How do you deal with frustration?

I am sitting here tonight just feeling frustrated and bored. I know that I shouldn't.

My stats show me this blog will achieve record figures in May on both visits and page views. There are many things around that I am interested in, some good stories that would probably interest a broader readership. I have been invited to write a short piece on the Vincent family for the new companion to the Australian Media. My old school first VI has beaten both Grammar and Sydney High School. My eldest daughter who I dearly love will be home soon. Yet it's all ashes in my mouth.

Have you ever read John Buchan's John McNab? It's actually a very good yarn about successful British leaders in the first part of the last century who get bored and need to do something new. They become poachers.

I am not like them. National politics doesn't quake at my very word, much as I would like it. Yet the feeling is the same.

This morning when I was trying to write my Armidale Express column I really didn't feel like it. At 5am I was trying to drag the words out. Mind you, I am annoyed with the Express. They have cropped my photo and reduced my prominence as part of their new layout. I would swear the typeface is smaller. This certainly doesn't help my mood. Or has my mood affected my perceptions?

Assuming that I am one of the characters in John McNab. What would you advise me? And no, horse stealing in a country where this is a capital offence is not on the list, nor am I prepared to join the crew of a tramp steamer! 

6 comments:

Anonymous said...

Oh dear Jim

I used to feel exactly as you, but then realized I needed new glasses, and suddenly my prominence was restored, and the typeface became more legible.
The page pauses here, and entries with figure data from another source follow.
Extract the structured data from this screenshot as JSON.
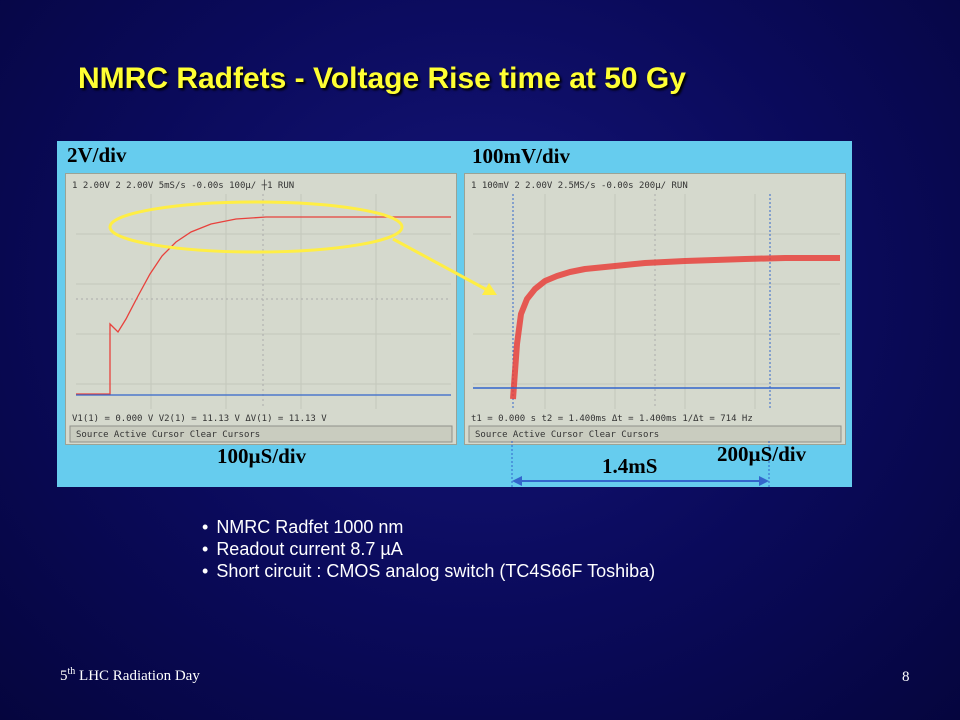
{
  "slide": {
    "title": "NMRC Radfets - Voltage Rise time at 50 Gy",
    "page_number": "8",
    "footer": {
      "superscript": "th",
      "prefix": "5",
      "text": " LHC Radiation Day"
    }
  },
  "figure": {
    "left_scope": {
      "vertical_scale": "2V/div",
      "horizontal_scale": "100µS/div",
      "header": "1  2.00V   2  2.00V   5mS/s  -0.00s  100µ/   ┼1  RUN",
      "cursor_readout": "V1(1) = 0.000 V    V2(1) = 11.13 V    ΔV(1) = 11.13 V",
      "softkeys": "Source   Active Cursor   Clear Cursors"
    },
    "right_scope": {
      "vertical_scale": "100mV/div",
      "horizontal_scale": "200µS/div",
      "header": "1  100mV  2  2.00V   2.5MS/s  -0.00s  200µ/   RUN",
      "cursor_readout": "t1 = 0.000 s   t2 = 1.400ms   Δt = 1.400ms   1/Δt = 714 Hz",
      "softkeys": "Source   Active Cursor   Clear Cursors"
    },
    "rise_time_label": "1.4mS",
    "colors": {
      "panel": "#66ccee",
      "trace_red": "#e8413c",
      "trace_blue": "#3366cc",
      "highlight_ellipse": "#ffee44"
    }
  },
  "bullets": [
    "NMRC Radfet 1000 nm",
    "Readout current 8.7 µA",
    "Short circuit : CMOS analog switch (TC4S66F Toshiba)"
  ]
}
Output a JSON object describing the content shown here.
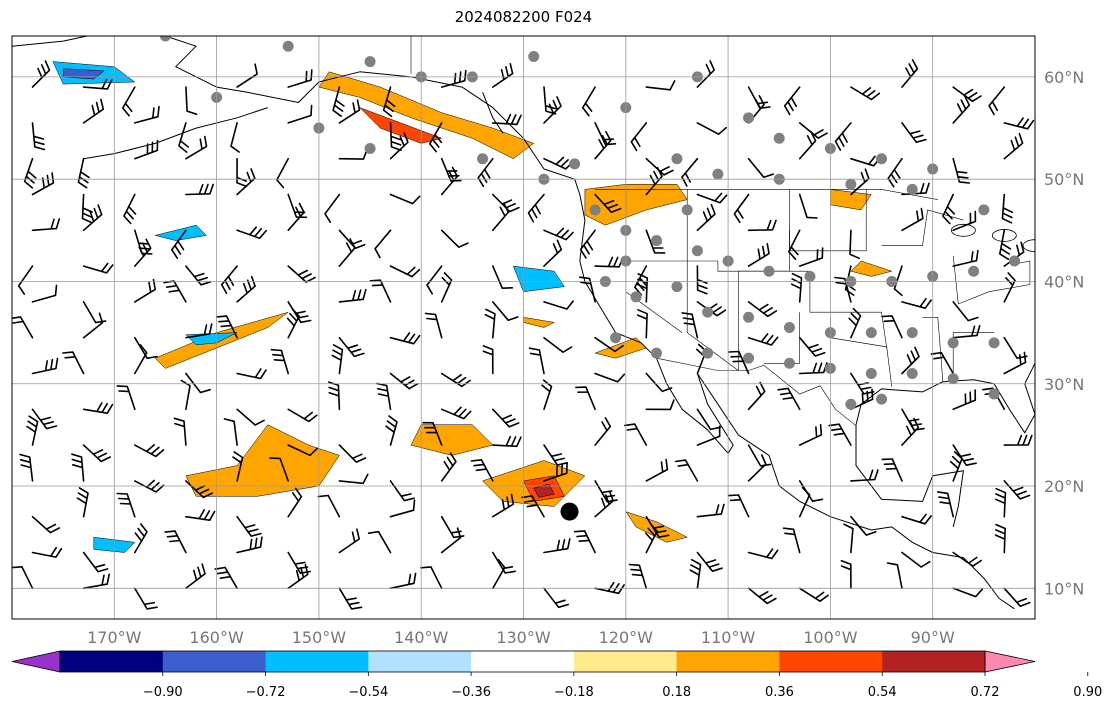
{
  "title": "2024082200 F024",
  "map": {
    "lon_range": [
      -180,
      -80
    ],
    "lat_range": [
      7,
      64
    ],
    "gridlines": true,
    "lon_labels": [
      "170°W",
      "160°W",
      "150°W",
      "140°W",
      "130°W",
      "120°W",
      "110°W",
      "100°W",
      "90°W"
    ],
    "lat_labels": [
      "10°N",
      "20°N",
      "30°N",
      "40°N",
      "50°N",
      "60°N"
    ],
    "lon_ticks": [
      -170,
      -160,
      -150,
      -140,
      -130,
      -120,
      -110,
      -100,
      -90
    ],
    "lat_ticks": [
      10,
      20,
      30,
      40,
      50,
      60
    ],
    "colors": {
      "land_line": "#000000",
      "grid": "#999999",
      "station": "#808080"
    }
  },
  "colorbar": {
    "tick_labels": [
      "−0.90",
      "−0.72",
      "−0.54",
      "−0.36",
      "−0.18",
      "0.18",
      "0.36",
      "0.54",
      "0.72",
      "0.90"
    ],
    "extend": "both",
    "colors": [
      "#9932CC",
      "#000080",
      "#3A5FCD",
      "#00BFFF",
      "#B0E2FF",
      "#FFFFFF",
      "#FFEB8B",
      "#FFA500",
      "#FF4500",
      "#B22222",
      "#FF88B0"
    ]
  },
  "features": {
    "positive_regions": [
      {
        "lon": -145,
        "lat": 54.5,
        "level": 0.54
      },
      {
        "lon": -127.5,
        "lat": 19.5,
        "level": 0.72
      },
      {
        "lon": -158,
        "lat": 35.5,
        "level": 0.54
      },
      {
        "lon": -154,
        "lat": 21.5,
        "level": 0.54
      },
      {
        "lon": -118,
        "lat": 16.5,
        "level": 0.36
      },
      {
        "lon": -121,
        "lat": 47.5,
        "level": 0.54
      },
      {
        "lon": -138,
        "lat": 24,
        "level": 0.36
      }
    ],
    "negative_regions": [
      {
        "lon": -173,
        "lat": 60.5,
        "level": -0.54
      },
      {
        "lon": -129,
        "lat": 40.5,
        "level": -0.54
      },
      {
        "lon": -164,
        "lat": 45,
        "level": -0.54
      },
      {
        "lon": -158,
        "lat": 34.5,
        "level": -0.36
      }
    ],
    "storm_marker": {
      "lon": -125.5,
      "lat": 17.5
    }
  }
}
It may be hard for you to produce, but I assure you the reading's a pleasure.

Kvd

Jim Belshaw said...

That's kind, David, but the frustration is still real. New glasses might help (mine are badly broken) but I still feed the need to somehow break out!

Neil said...

I play with my templates. ;)

Jim Belshaw said...

Thank you for making me laugh, Neil!

Winton Bates said...

I think I know how you feel, Jim.

Actually I haven't got much idea, but when I get what might be a similar feeling I think of it as relevance deprivation syndrome. One of my remedies is to feel grateful that I am not Kevin Rudd or Malcolm Turnbull - and that my career in the public service didn't take me to giddy heights.

Jim Belshaw said...

Winton, I love the idea of "relevance deprivation syndrome"! It's classic. I will use it!